Injectivity of ReLU networks: perspectives from statistical physics
Antoine Maillard, Afonso S. Bandeira, David Belius, Ivan Dokmanić, Shuta Nakajima
TL;DR
The paper tackles the injectivity of a random ReLU layer in the high-dimensional regime by reframing the problem as a ground-state question for the spherical perceptron and coupling it to a statistical-physics formalism. It contrasts the average Euler-characteristic approach (predicting a threshold near $\alpha_{inj}^{Euler}\approx 8.34$) with a replica-method analysis that reveals replica-symmetric and full replica-symmetry-breaking structures, yielding a provable RS upper bound $\alpha_{inj}^{RS}\approx 7.65$ that refutes the Euler prediction and a tighter full-RSB threshold around $\alpha_{inj}^{FRSB}\approx 6.698$. The work provides a Parisi-formula framework for the free entropy and derives an algorithmic procedure to solve the zero-temperature FRSB equations, producing quantitative thresholds and highlighting discrepancies with random-geometry predictions.

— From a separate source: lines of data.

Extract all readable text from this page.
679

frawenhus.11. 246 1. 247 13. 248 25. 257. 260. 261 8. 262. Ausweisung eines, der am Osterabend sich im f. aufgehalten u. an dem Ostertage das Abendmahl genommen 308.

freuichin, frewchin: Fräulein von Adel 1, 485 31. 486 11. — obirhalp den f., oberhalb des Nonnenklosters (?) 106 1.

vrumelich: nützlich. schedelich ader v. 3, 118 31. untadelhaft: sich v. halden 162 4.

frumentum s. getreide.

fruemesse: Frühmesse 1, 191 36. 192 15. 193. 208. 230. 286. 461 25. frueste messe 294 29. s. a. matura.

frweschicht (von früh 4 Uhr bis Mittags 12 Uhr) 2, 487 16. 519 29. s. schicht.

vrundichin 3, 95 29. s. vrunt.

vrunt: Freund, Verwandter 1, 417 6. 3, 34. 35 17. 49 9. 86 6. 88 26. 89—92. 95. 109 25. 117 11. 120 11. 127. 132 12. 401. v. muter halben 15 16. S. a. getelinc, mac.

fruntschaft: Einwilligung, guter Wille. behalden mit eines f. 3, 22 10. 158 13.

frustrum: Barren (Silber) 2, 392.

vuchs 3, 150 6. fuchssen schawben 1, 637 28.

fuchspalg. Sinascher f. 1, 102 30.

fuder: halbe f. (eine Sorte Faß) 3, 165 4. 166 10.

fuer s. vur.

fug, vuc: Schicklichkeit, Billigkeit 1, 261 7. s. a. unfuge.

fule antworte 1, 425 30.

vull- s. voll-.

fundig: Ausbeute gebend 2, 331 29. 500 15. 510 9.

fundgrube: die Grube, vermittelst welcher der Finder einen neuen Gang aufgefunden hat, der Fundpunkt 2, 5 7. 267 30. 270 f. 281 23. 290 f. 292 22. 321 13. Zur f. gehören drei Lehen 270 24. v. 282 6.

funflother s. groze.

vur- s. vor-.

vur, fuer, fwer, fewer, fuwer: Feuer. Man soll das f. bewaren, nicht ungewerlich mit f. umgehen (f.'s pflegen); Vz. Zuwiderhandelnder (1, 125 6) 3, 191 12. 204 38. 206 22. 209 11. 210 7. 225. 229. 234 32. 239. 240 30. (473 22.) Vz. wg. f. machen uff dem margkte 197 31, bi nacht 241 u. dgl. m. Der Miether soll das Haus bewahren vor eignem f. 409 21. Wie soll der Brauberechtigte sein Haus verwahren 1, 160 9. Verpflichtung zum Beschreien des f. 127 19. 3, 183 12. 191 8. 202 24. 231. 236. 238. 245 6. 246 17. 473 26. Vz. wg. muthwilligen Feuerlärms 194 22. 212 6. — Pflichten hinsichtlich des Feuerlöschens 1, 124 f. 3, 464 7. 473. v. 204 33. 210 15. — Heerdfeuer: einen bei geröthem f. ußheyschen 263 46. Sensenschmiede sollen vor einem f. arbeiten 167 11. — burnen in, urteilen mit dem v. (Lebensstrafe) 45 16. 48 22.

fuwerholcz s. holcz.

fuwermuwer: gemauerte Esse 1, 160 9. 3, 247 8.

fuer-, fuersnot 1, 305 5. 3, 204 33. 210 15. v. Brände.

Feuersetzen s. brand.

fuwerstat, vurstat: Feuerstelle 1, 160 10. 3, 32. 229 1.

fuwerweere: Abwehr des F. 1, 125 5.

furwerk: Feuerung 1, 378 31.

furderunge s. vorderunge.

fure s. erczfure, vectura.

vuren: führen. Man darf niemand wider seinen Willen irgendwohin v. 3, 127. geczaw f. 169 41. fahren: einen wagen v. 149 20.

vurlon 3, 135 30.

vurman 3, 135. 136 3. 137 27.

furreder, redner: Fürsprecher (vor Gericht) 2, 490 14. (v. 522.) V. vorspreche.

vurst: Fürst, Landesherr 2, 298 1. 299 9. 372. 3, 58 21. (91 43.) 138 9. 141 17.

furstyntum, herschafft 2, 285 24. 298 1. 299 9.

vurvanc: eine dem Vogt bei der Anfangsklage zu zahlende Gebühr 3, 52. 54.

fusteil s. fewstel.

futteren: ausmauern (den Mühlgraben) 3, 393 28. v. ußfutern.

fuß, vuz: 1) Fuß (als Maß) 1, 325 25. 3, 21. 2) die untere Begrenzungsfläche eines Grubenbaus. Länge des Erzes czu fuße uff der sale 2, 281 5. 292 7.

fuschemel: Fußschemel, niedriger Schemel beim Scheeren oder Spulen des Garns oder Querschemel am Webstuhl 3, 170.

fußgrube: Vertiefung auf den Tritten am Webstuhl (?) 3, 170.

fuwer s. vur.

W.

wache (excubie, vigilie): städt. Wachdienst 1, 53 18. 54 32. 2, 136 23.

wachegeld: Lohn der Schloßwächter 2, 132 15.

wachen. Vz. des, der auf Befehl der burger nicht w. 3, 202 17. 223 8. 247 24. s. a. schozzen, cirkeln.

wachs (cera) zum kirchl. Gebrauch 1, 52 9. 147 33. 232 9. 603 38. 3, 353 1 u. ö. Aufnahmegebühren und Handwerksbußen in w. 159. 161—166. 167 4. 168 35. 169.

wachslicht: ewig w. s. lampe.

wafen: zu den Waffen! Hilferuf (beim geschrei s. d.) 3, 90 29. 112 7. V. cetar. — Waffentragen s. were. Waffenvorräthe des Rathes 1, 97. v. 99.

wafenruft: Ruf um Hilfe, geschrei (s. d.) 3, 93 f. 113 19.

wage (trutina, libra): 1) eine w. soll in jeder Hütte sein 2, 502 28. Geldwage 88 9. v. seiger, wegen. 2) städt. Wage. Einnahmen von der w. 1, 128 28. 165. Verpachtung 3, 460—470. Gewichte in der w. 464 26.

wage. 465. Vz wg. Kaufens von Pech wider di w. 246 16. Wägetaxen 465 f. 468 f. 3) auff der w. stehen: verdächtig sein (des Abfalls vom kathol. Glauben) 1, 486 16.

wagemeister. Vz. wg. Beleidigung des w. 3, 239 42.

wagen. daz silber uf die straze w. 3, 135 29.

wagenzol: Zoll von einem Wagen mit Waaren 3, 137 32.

The results bridge spin-glass theory and random-geometric analyses of neural networks, and open questions remain about the origin of the discrepancy and extensions to multi-layer networks. Overall, the paper delivers a rigorous RS bound, a detailed FRSB computation, and a coherent probabilistic-physical narrative linking injectivity to the ground-state geometry of a disordered system, with a public numerical implementation for reproducibility.
Abstract
When can the input of a ReLU neural network be inferred from its output? In other words, when is the network injective? We consider a single layer, $x \mapsto \mathrm{ReLU}(Wx)$, with a random Gaussian $m \times n$ matrix $W$, in a high-dimensional setting where $n, m \to \infty$. Recent work connects this problem to spherical integral geometry giving rise to a conjectured sharp injectivity threshold for $α= \frac{m}{n}$ by studying the expected Euler characteristic of a certain random set. We adopt a different perspective and show that injectivity is equivalent to a property of the ground state of the spherical perceptron, an important spin glass model in statistical physics. By leveraging the (non-rigorous) replica symmetry-breaking theory, we derive analytical equations for the threshold whose solution is at odds with that from the Euler characteristic. Furthermore, we use Gordon's min--max theorem to prove that a replica-symmetric upper bound refutes the Euler characteristic prediction. Along the way we aim to give a tutorial-style introduction to key ideas from statistical physics in an effort to make the exposition accessible to a broad audience. Our analysis establishes a connection between spin glasses and integral geometry but leaves open the problem of explaining the discrepancies.